On 20/09/13 03:04, Jon Robson wrote:
Thanks Tim for running those data. That seems to suggest the URL structure works for the most case.
I think the request rate for actual articles in the root is very, very low. And if you look at the paste I gave earlier:
http://paste.tstarling.com/p/uhtFqg.html
there's reason to think that the amount of traffic that comes from naive readers typing URLs and expecting an article is much smaller than even 149k per week. A naive user would be more likely to type a URL starting with a lower-case letter, and if you take those entries, and filter out the obvious client bugs and typos, that leaves only 39 log entries. If we filter out some more log entries that are unlikely search terms for Wikipedia articles ("enregistrement-audio-musique", "is", "unlimited_data_plan", etc.), that leaves maybe 30. http://paste.tstarling.com/p/KWuHif.html
Of these, only 12 actually correspond to Wikipedia articles or redirects:
abolition addicting_games apple_inc carnaval dreamshade facade girls insidious karthik online_coupons snam walkabout
So the number of naive readers actually helped by our 404 Refresh to /wiki/ is probably closer to 12k per week than 149k per week.

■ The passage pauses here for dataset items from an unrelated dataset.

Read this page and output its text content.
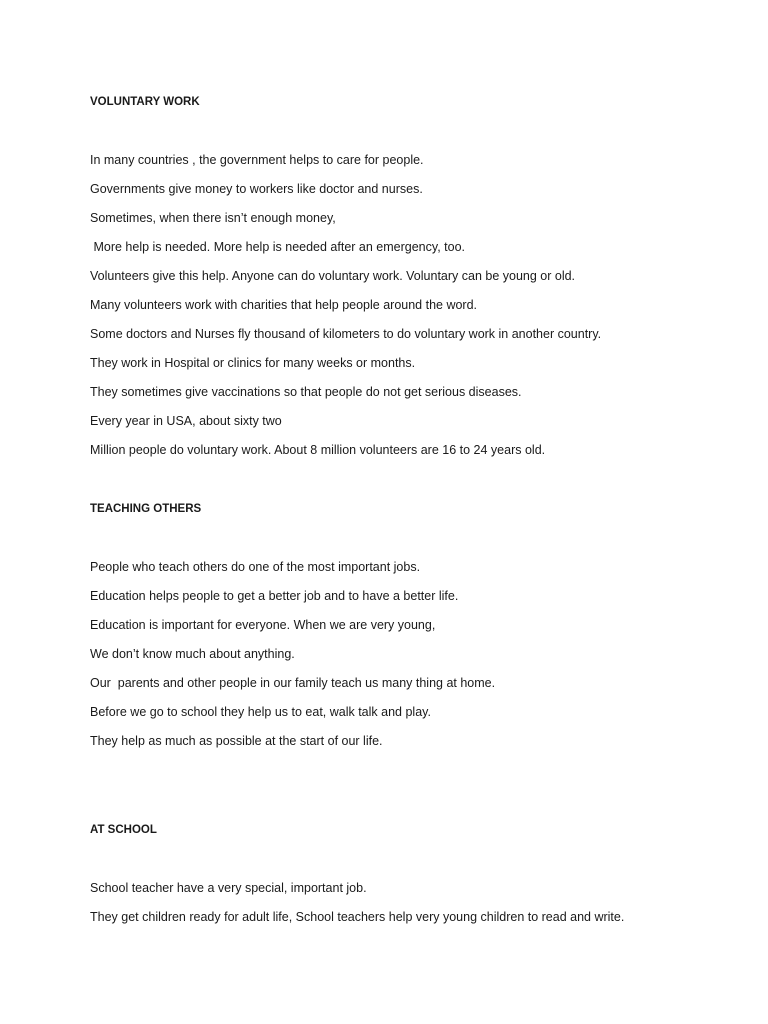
VOLUNTARY WORK
In many countries , the government helps to care for people.
Governments give money to workers like doctor and nurses.
Sometimes, when there isn’t enough money,
More help is needed. More help is needed after an emergency, too.
Volunteers give this help. Anyone can do voluntary work. Voluntary can be young or old.
Many volunteers work with charities that help people around the word.
Some doctors and Nurses fly thousand of kilometers to do voluntary work in another country.
They work in Hospital or clinics for many weeks or months.
They sometimes give vaccinations so that people do not get serious diseases.
Every year in USA, about sixty two
Million people do voluntary work. About 8 million volunteers are 16 to 24 years old.
TEACHING OTHERS
People who teach others do one of the most important jobs.
Education helps people to get a better job and to have a better life.
Education is important for everyone. When we are very young,
We don’t know much about anything.
Our  parents and other people in our family teach us many thing at home.
Before we go to school they help us to eat, walk talk and play.
They help as much as possible at the start of our life.
AT SCHOOL
School teacher have a very special, important job.
They get children ready for adult life, School teachers help very young children to read and write.
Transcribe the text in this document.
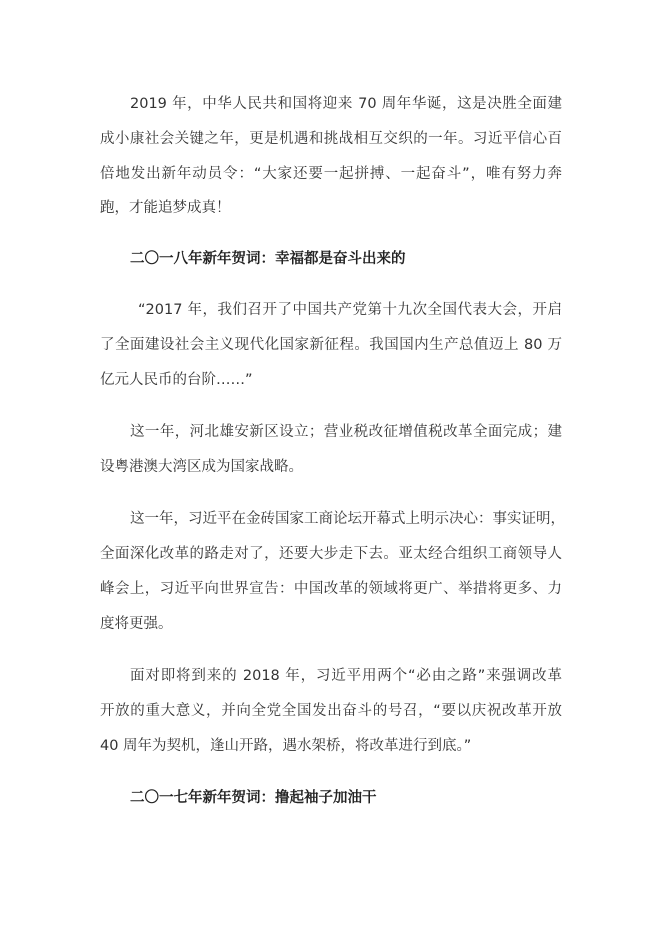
2019 年，中华人民共和国将迎来 70 周年华诞，这是决胜全面建
成小康社会关键之年，更是机遇和挑战相互交织的一年。习近平信心百
倍地发出新年动员令：“大家还要一起拼搏、一起奋斗”，唯有努力奔
跑，才能追梦成真！
二〇一八年新年贺词：幸福都是奋斗出来的
“2017 年，我们召开了中国共产党第十九次全国代表大会，开启
了全面建设社会主义现代化国家新征程。我国国内生产总值迈上 80 万
亿元人民币的台阶……”
这一年，河北雄安新区设立；营业税改征增值税改革全面完成；建
设粤港澳大湾区成为国家战略。
这一年，习近平在金砖国家工商论坛开幕式上明示决心：事实证明，
全面深化改革的路走对了，还要大步走下去。亚太经合组织工商领导人
峰会上，习近平向世界宣告：中国改革的领域将更广、举措将更多、力
度将更强。
面对即将到来的 2018 年，习近平用两个“必由之路”来强调改革
开放的重大意义，并向全党全国发出奋斗的号召，“要以庆祝改革开放
40 周年为契机，逢山开路，遇水架桥，将改革进行到底。”
二〇一七年新年贺词：撸起袖子加油干
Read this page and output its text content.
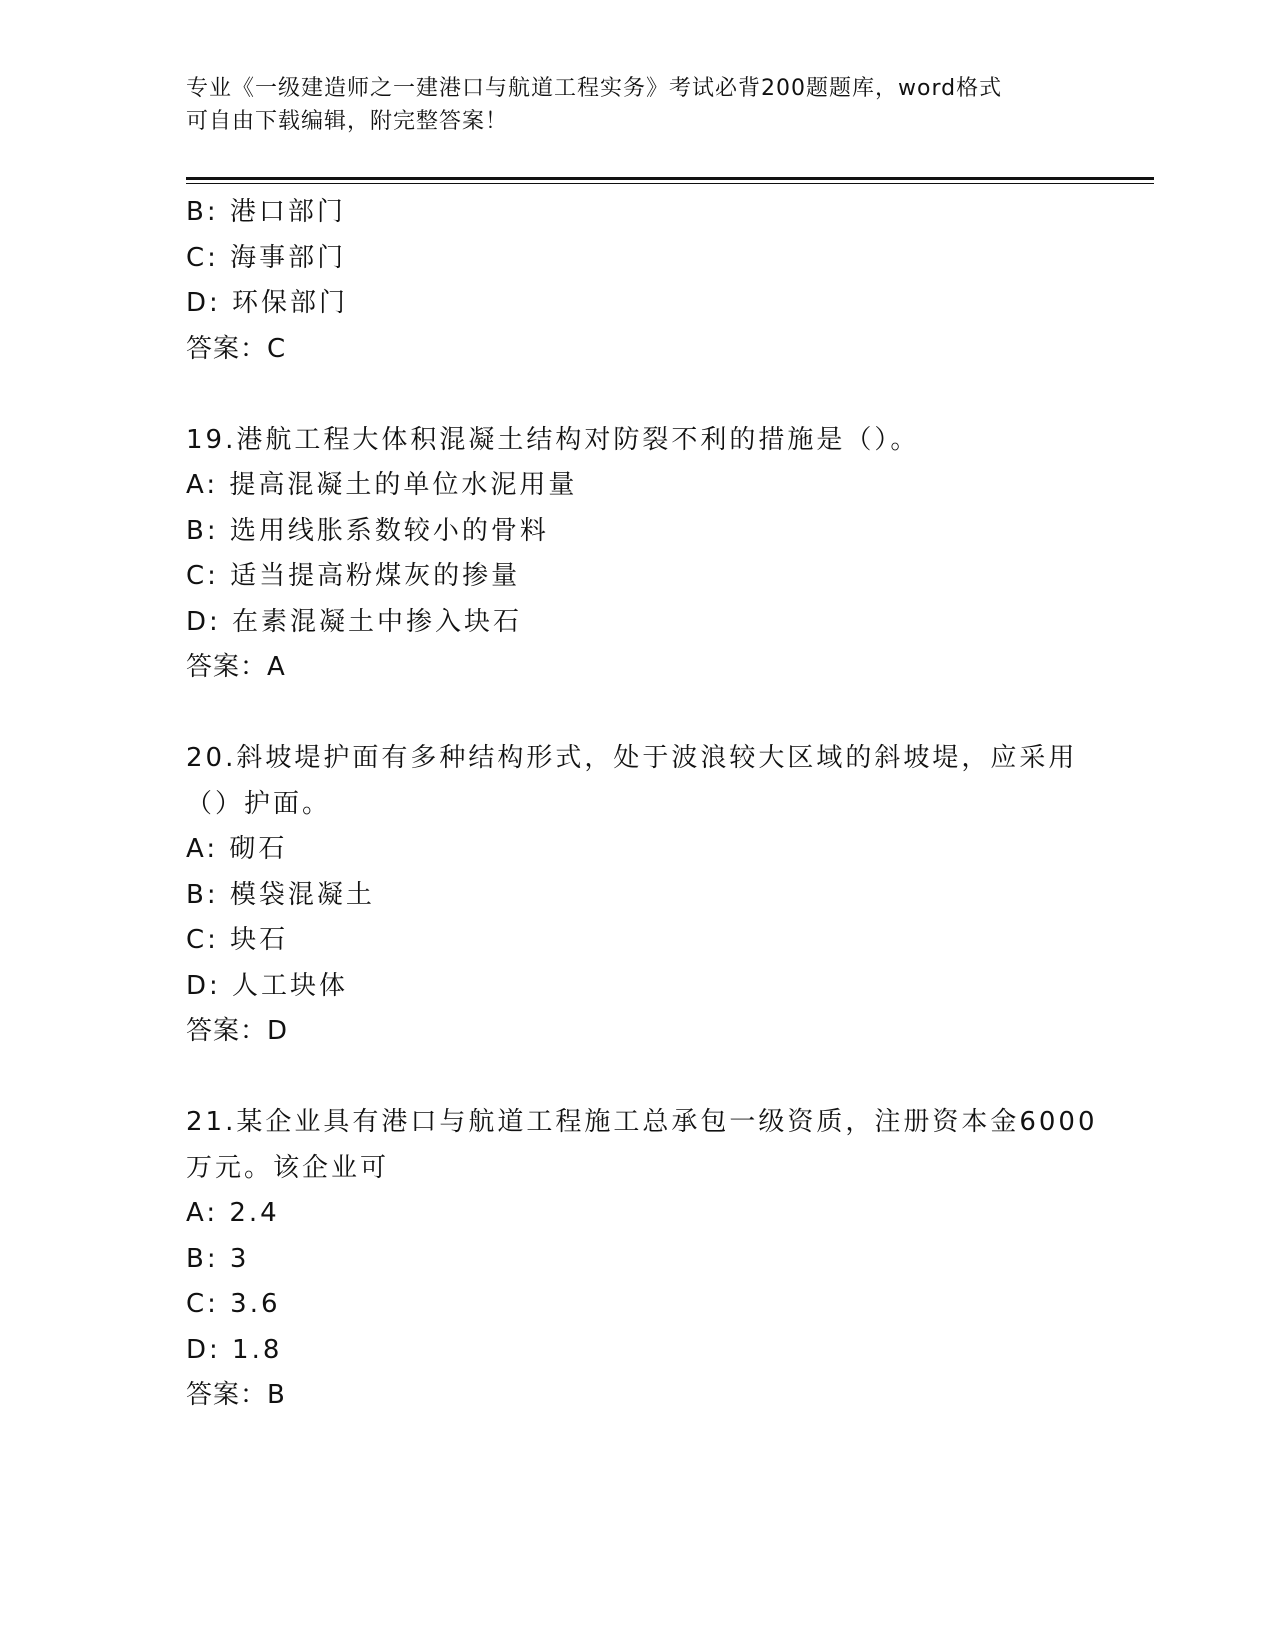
专业《一级建造师之一建港口与航道工程实务》考试必背200题题库，word格式
可自由下载编辑，附完整答案！
B: 港口部门
C: 海事部门
D: 环保部门
答案：C
19.港航工程大体积混凝土结构对防裂不利的措施是（）。
A: 提高混凝土的单位水泥用量
B: 选用线胀系数较小的骨料
C: 适当提高粉煤灰的掺量
D: 在素混凝土中掺入块石
答案：A
20.斜坡堤护面有多种结构形式，处于波浪较大区域的斜坡堤，应采用
（）护面。
A: 砌石
B: 模袋混凝土
C: 块石
D: 人工块体
答案：D
21.某企业具有港口与航道工程施工总承包一级资质，注册资本金6000
万元。该企业可
A: 2.4
B: 3
C: 3.6
D: 1.8
答案：B
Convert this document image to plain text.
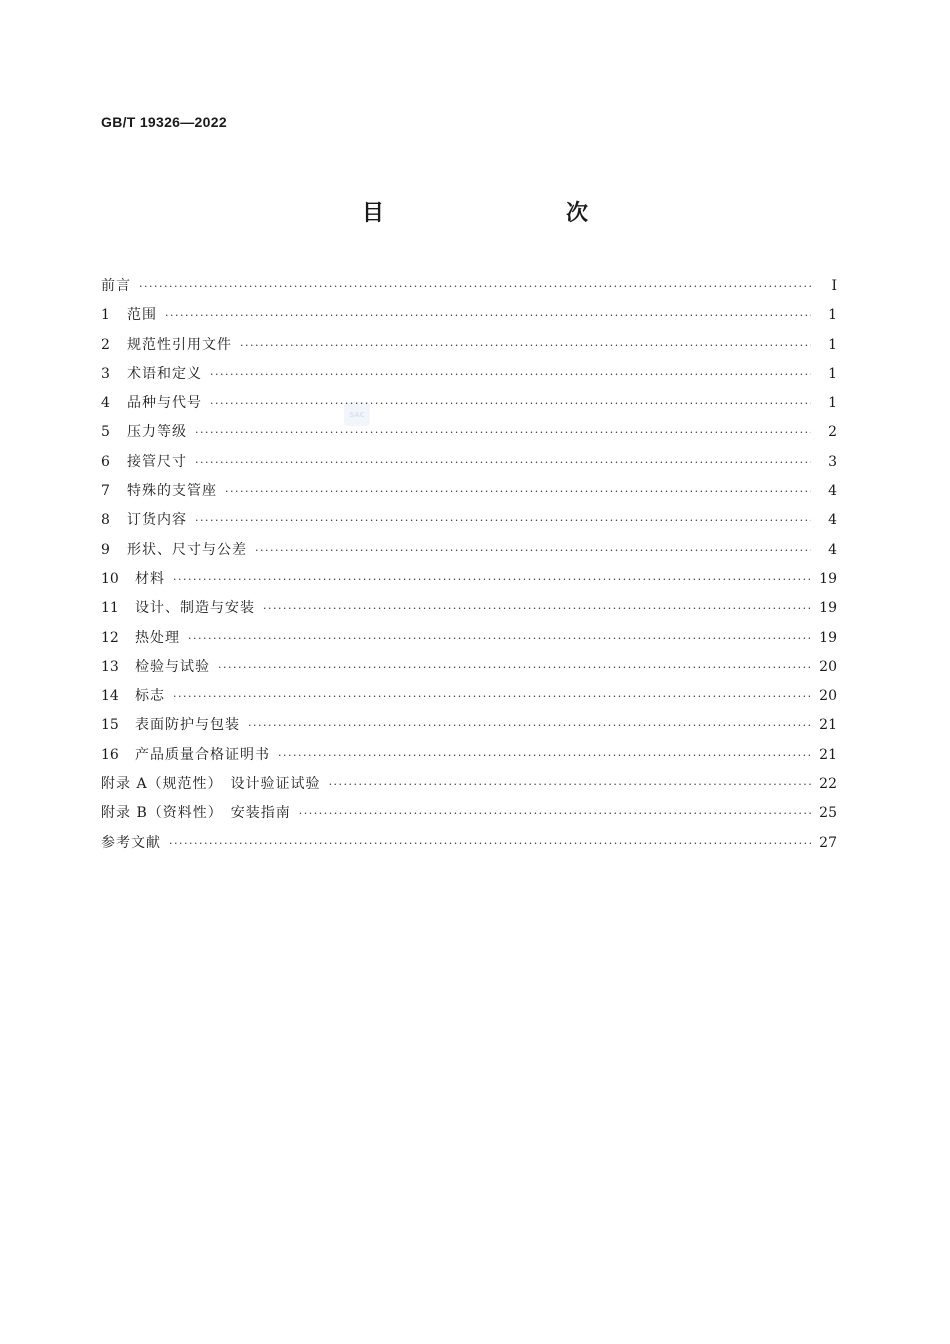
GB/T 19326—2022
目　　次
SAC
前言 ·····	Ⅰ
1	范围 ·····	1
2	规范性引用文件 ·····	1
3	术语和定义 ·····	1
4	品种与代号 ·····	1
5	压力等级 ·····	2
6	接管尺寸 ·····	3
7	特殊的支管座 ·····	4
8	订货内容 ·····	4
9	形状、尺寸与公差 ·····	4
10	材料 ·····	19
11	设计、制造与安装 ·····	19
12	热处理 ·····	19
13	检验与试验 ·····	20
14	标志 ·····	20
15	表面防护与包装 ·····	21
16	产品质量合格证明书 ·····	21
附录 A（规范性）　设计验证试验 ·····	22
附录 B（资料性）　安装指南 ·····	25
参考文献 ·····	27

Personally, I think the refresh is annoying, since it makes it much more difficult to correct typos in manually-typed URLs. If you actually meant to type some non-article URL like a CSS resource, and make a typo which causes it to hit the refresh, the URL you typed is erased from your browser's address bar and history, making correction of the typo much more difficult. Maybe we should just include a link to the search page, rather than redirect or refresh.
-- Tim Starling